Some months ago I was attending a blogging event at the Fitzroy library to hear Pip Lincolne share her expertise, and Mr.B suggested I introduce him to the delights of this much raved about restaurant afterwards. One taste and he became an avid fan – we bought their inspiring book on the spot, and I’ve been trying out a few recipes at home, with great success I might add.
I’m thinking I might review the book on this blog, but that is a project for another day. In the meantime I’m sharing this recipe for Makloubeh, as I’ve made it a few times now and it goes down well with everyone.
It’s a humble, simple sort of meal, and a delicious way to eat eggplant – even Miss E thinks it’s delicious, and she doesn’t really like eggplant much. This recipe doesn’t state how many people it’s intended for, but seems to be at feast proportions. We ate it the next day too.
- 2 onions
- 4 cloves garlic
- 1/2 cup olive oil
- 1/2 bunch flat leaf parsley, plus extra to serve
- 1/2 bunch coriander
- 2 heaped tblsp tomato paste
- 5 cups water
- 2 cups rice
- 2 tblsp pomegranate syrup (you'll have this in the pantry if you've cooked from Ottolenghi)
- 2 eggplants
- 200g toasted slivered almonds, to serve
- 200g plain yoghurt, to serve
- 2 tsp cumin
- 2 tsp chilli (use less if your kids don't like chilli - I used 1)
- 2 tblsp salt
- 1 tblsp black pepper
- Peel and chop the onions and garlic.
- Roughly chop the parsley and coriander.
- Add the olive oil to a heavy based saucepan and saute the onion, garlic, parsley, coriander, cumin and chilli until soft.
- Add the tomato paste and combine well.
- Add the water and bring to the boil.
- Rinse the rice well to remove the starch and add to the pan with salt and pepper.
- Return to the boil and cook on medium heat for 15-20 minutes.
- While the rice is cooking slice the eggplant about 1cm thick slices and salt to draw out the moisture.

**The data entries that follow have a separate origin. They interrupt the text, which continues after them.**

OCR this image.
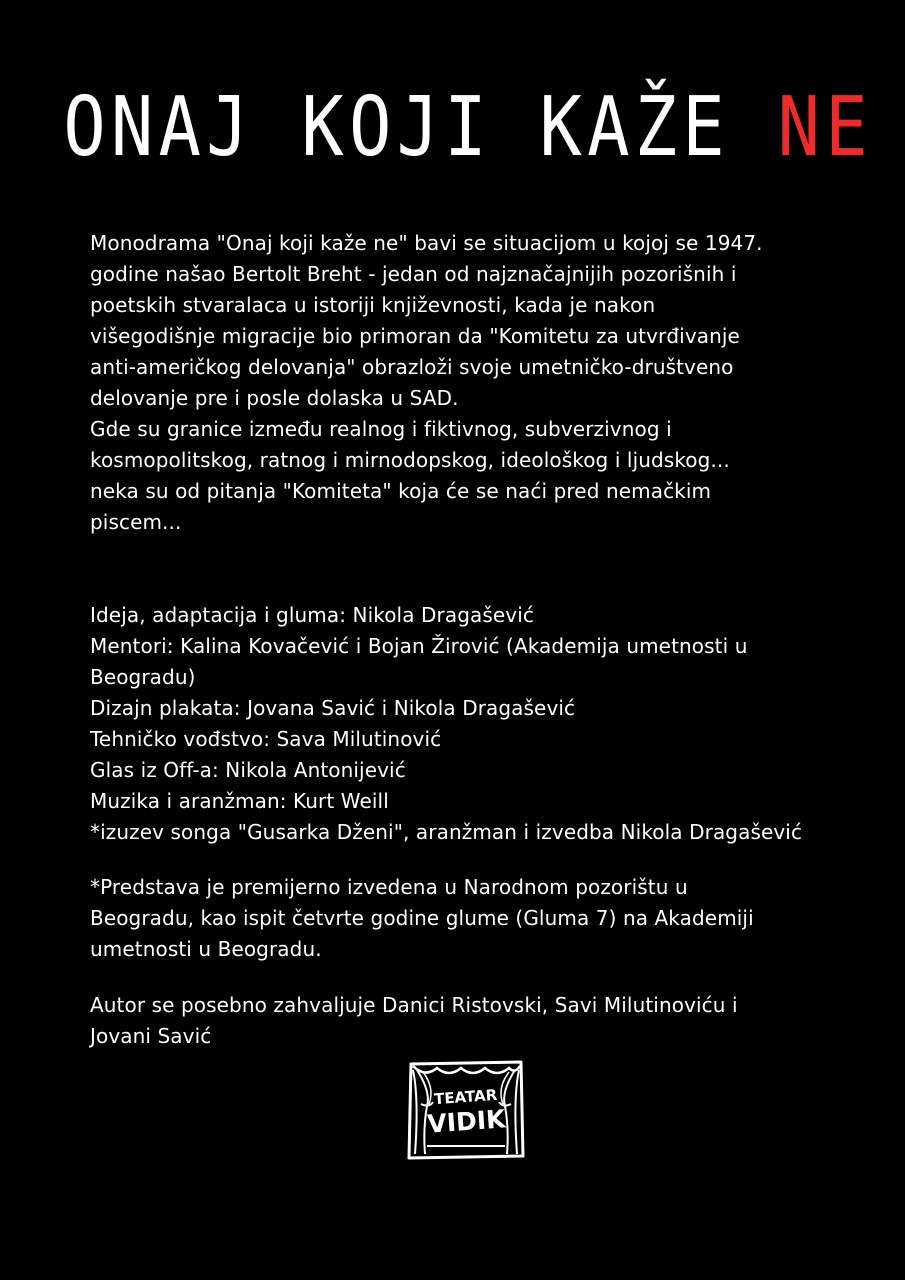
ONAJ KOJI KAŽE NE

Monodrama "Onaj koji kaže ne" bavi se situacijom u kojoj se 1947.

godine našao Bertolt Breht - jedan od najznačajnijih pozorišnih i

poetskih stvaralaca u istoriji književnosti, kada je nakon

višegodišnje migracije bio primoran da "Komitetu za utvrđivanje

anti-američkog delovanja" obrazloži svoje umetničko-društveno

delovanje pre i posle dolaska u SAD.

Gde su granice između realnog i fiktivnog, subverzivnog i

kosmopolitskog, ratnog i mirnodopskog, ideološkog i ljudskog...

neka su od pitanja "Komiteta" koja će se naći pred nemačkim

piscem...

Ideja, adaptacija i gluma: Nikola Dragašević

Mentori: Kalina Kovačević i Bojan Žirović (Akademija umetnosti u

Beogradu)

Dizajn plakata: Jovana Savić i Nikola Dragašević

Tehničko vođstvo: Sava Milutinović

Glas iz Off-a: Nikola Antonijević

Muzika i aranžman: Kurt Weill

*izuzev songa "Gusarka Dženi", aranžman i izvedba Nikola Dragašević

*Predstava je premijerno izvedena u Narodnom pozorištu u

Beogradu, kao ispit četvrte godine glume (Gluma 7) na Akademiji

umetnosti u Beogradu.

Autor se posebno zahvaljuje Danici Ristovski, Savi Milutinoviću i

Jovani Savić

TEATAR
VIDIK
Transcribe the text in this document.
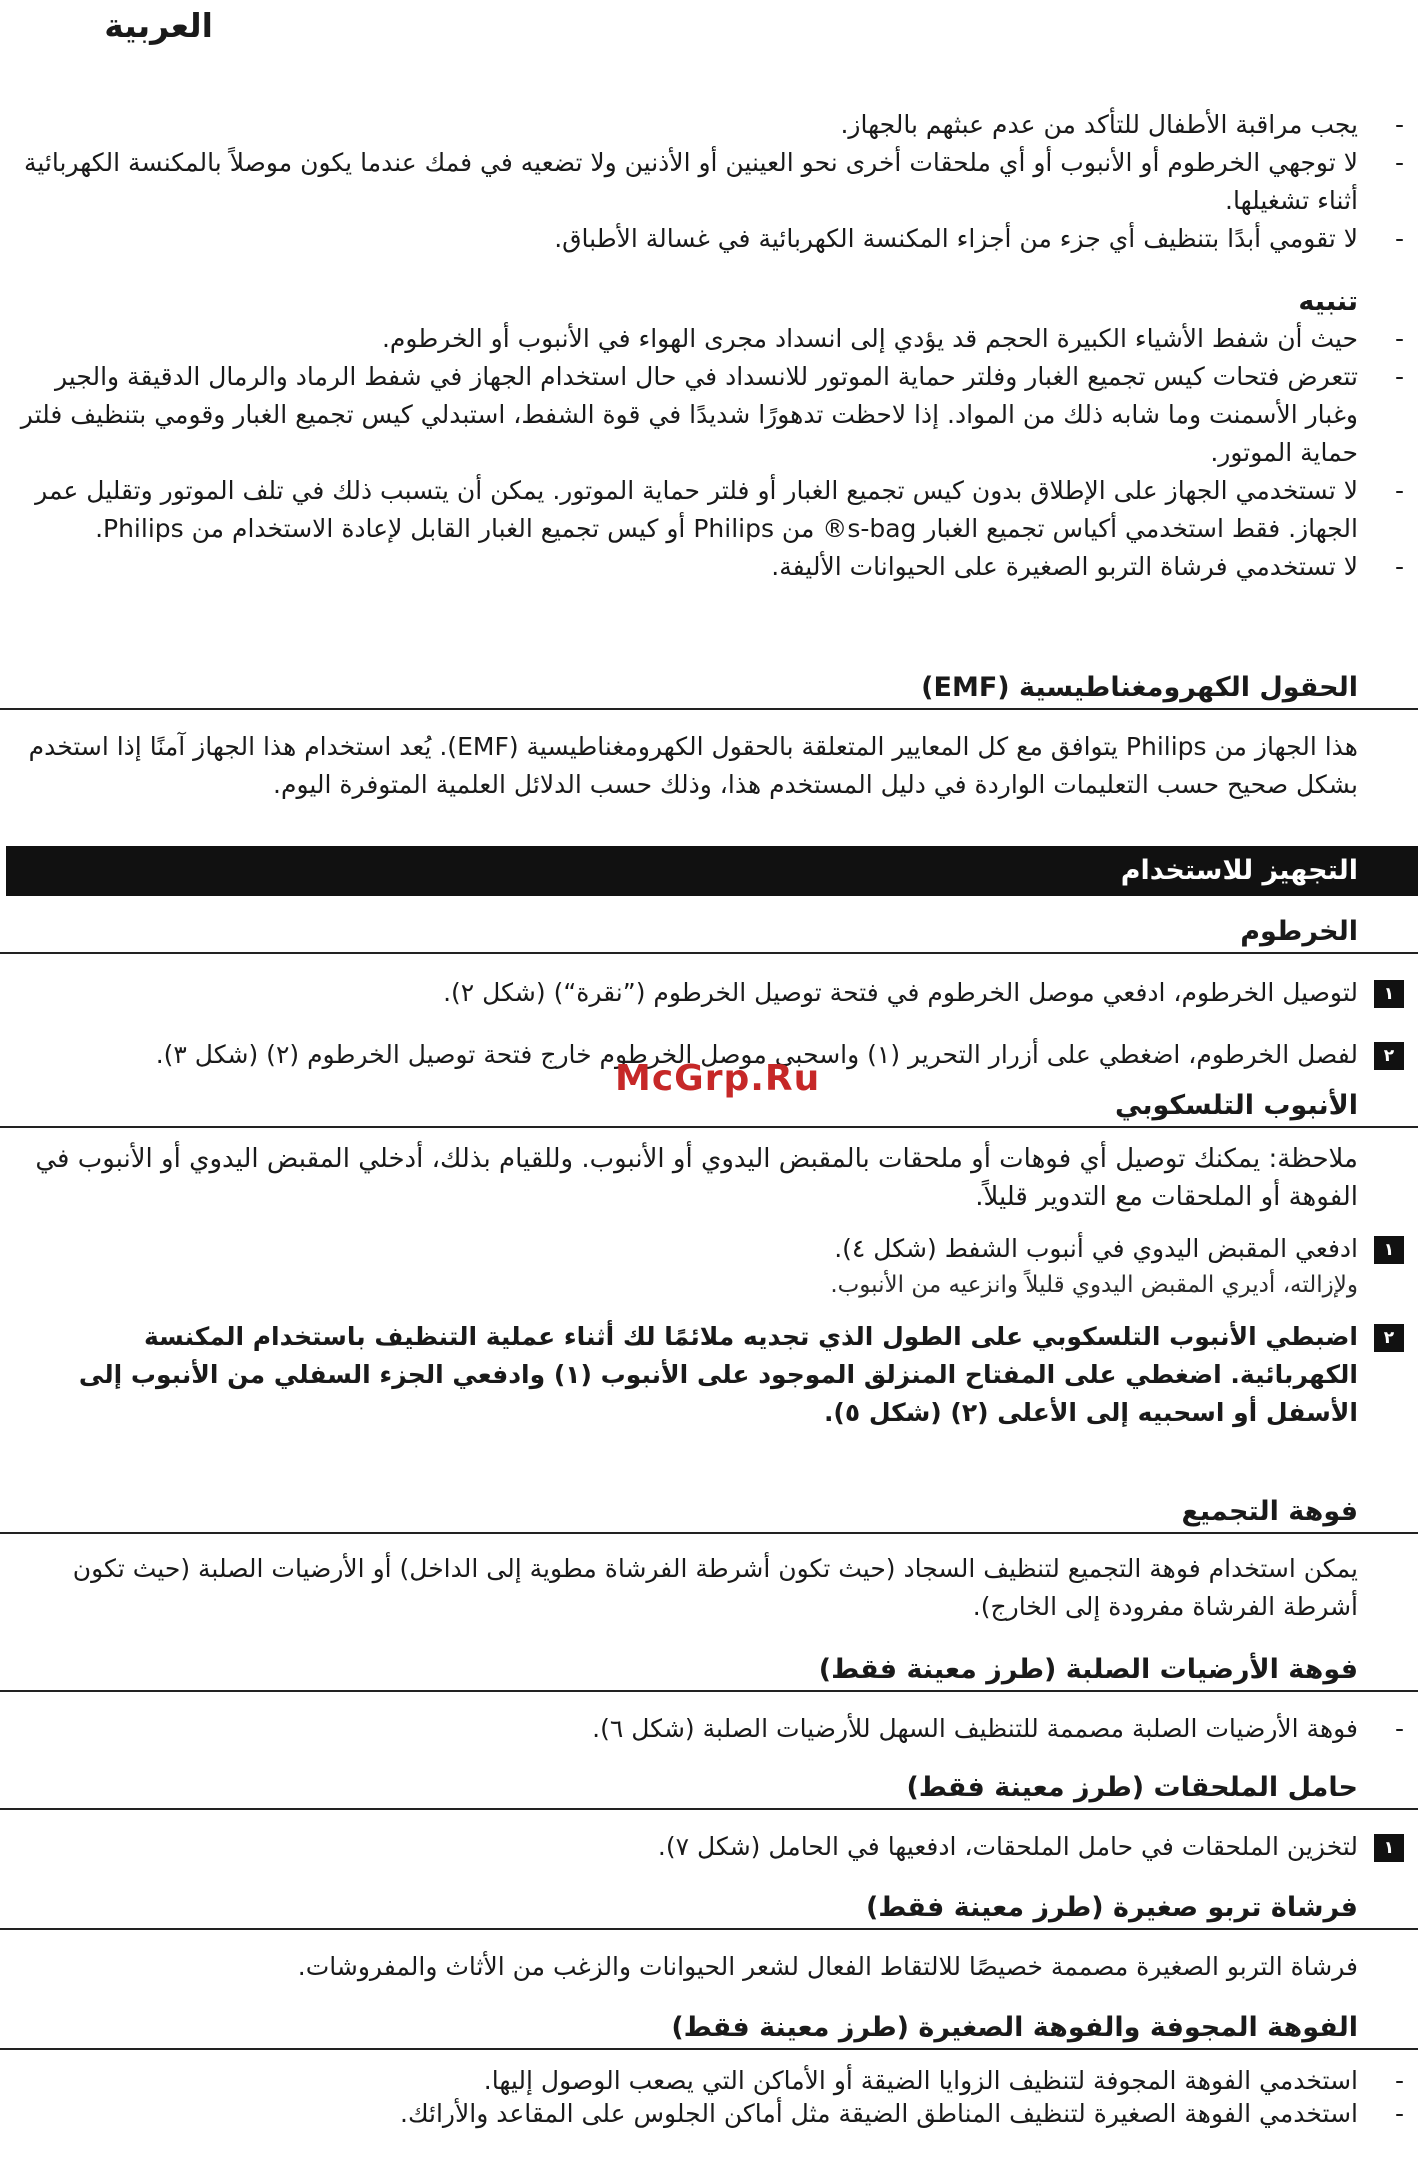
العربية
- يجب مراقبة الأطفال للتأكد من عدم عبثهم بالجهاز.
- لا توجهي الخرطوم أو الأنبوب أو أي ملحقات أخرى نحو العينين أو الأذنين ولا تضعيه في فمك عندما يكون موصلاً بالمكنسة الكهربائية أثناء تشغيلها.
- لا تقومي أبدًا بتنظيف أي جزء من أجزاء المكنسة الكهربائية في غسالة الأطباق.
تنبيه
- حيث أن شفط الأشياء الكبيرة الحجم قد يؤدي إلى انسداد مجرى الهواء في الأنبوب أو الخرطوم.
- تتعرض فتحات كيس تجميع الغبار وفلتر حماية الموتور للانسداد في حال استخدام الجهاز في شفط الرماد والرمال الدقيقة والجير وغبار الأسمنت وما شابه ذلك من المواد. إذا لاحظت تدهورًا شديدًا في قوة الشفط، استبدلي كيس تجميع الغبار وقومي بتنظيف فلتر حماية الموتور.
- لا تستخدمي الجهاز على الإطلاق بدون كيس تجميع الغبار أو فلتر حماية الموتور. يمكن أن يتسبب ذلك في تلف الموتور وتقليل عمر الجهاز. فقط استخدمي أكياس تجميع الغبار s-bag® من Philips أو كيس تجميع الغبار القابل لإعادة الاستخدام من Philips.
- لا تستخدمي فرشاة التربو الصغيرة على الحيوانات الأليفة.
الحقول الكهرومغناطيسية (EMF)

هذا الجهاز من Philips يتوافق مع كل المعايير المتعلقة بالحقول الكهرومغناطيسية (EMF). يُعد استخدام هذا الجهاز آمنًا إذا استخدم بشكل صحيح حسب التعليمات الواردة في دليل المستخدم هذا، وذلك حسب الدلائل العلمية المتوفرة اليوم.

التجهيز للاستخدام
الخرطوم

١
لتوصيل الخرطوم، ادفعي موصل الخرطوم في فتحة توصيل الخرطوم (”نقرة“) (شكل ٢).

٢
لفصل الخرطوم، اضغطي على أزرار التحرير (١) واسحبي موصل الخرطوم خارج فتحة توصيل الخرطوم (٢) (شكل ٣).

الأنبوب التلسكوبي

ملاحظة: يمكنك توصيل أي فوهات أو ملحقات بالمقبض اليدوي أو الأنبوب. وللقيام بذلك، أدخلي المقبض اليدوي أو الأنبوب في الفوهة أو الملحقات مع التدوير قليلاً.

١
ادفعي المقبض اليدوي في أنبوب الشفط (شكل ٤).

ولإزالته، أديري المقبض اليدوي قليلاً وانزعيه من الأنبوب.

٢
اضبطي الأنبوب التلسكوبي على الطول الذي تجديه ملائمًا لك أثناء عملية التنظيف باستخدام المكنسة الكهربائية. اضغطي على المفتاح المنزلق الموجود على الأنبوب (١) وادفعي الجزء السفلي من الأنبوب إلى الأسفل أو اسحبيه إلى الأعلى (٢) (شكل ٥).

فوهة التجميع

يمكن استخدام فوهة التجميع لتنظيف السجاد (حيث تكون أشرطة الفرشاة مطوية إلى الداخل) أو الأرضيات الصلبة (حيث تكون أشرطة الفرشاة مفرودة إلى الخارج).

فوهة الأرضيات الصلبة (طرز معينة فقط)
- فوهة الأرضيات الصلبة مصممة للتنظيف السهل للأرضيات الصلبة (شكل ٦).
حامل الملحقات (طرز معينة فقط)

١
لتخزين الملحقات في حامل الملحقات، ادفعيها في الحامل (شكل ٧).

فرشاة تربو صغيرة (طرز معينة فقط)

فرشاة التربو الصغيرة مصممة خصيصًا للالتقاط الفعال لشعر الحيوانات والزغب من الأثاث والمفروشات.

الفوهة المجوفة والفوهة الصغيرة (طرز معينة فقط)
- استخدمي الفوهة المجوفة لتنظيف الزوايا الضيقة أو الأماكن التي يصعب الوصول إليها.
- استخدمي الفوهة الصغيرة لتنظيف المناطق الضيقة مثل أماكن الجلوس على المقاعد والأرائك.
McGrp.Ru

- Once the water has started to become absorbed, add pomegranate syrup and gently stir through.
- Reduce heat, cover and simmer for a further 15 minutes.
- Toast slivered almonds in a dry pan over medium heat until golden and fragrant.
- Wipe the moisture from the eggplant slices with absorbent paper and shallow pan fry until golden. Do this in batches so as not to crowd the pan. Keep slices warm.
- Serve rice topped with eggplant and toasted almonds.
- Garnish with parsley.
- Enjoy with yogurt and maybe a salad on the side.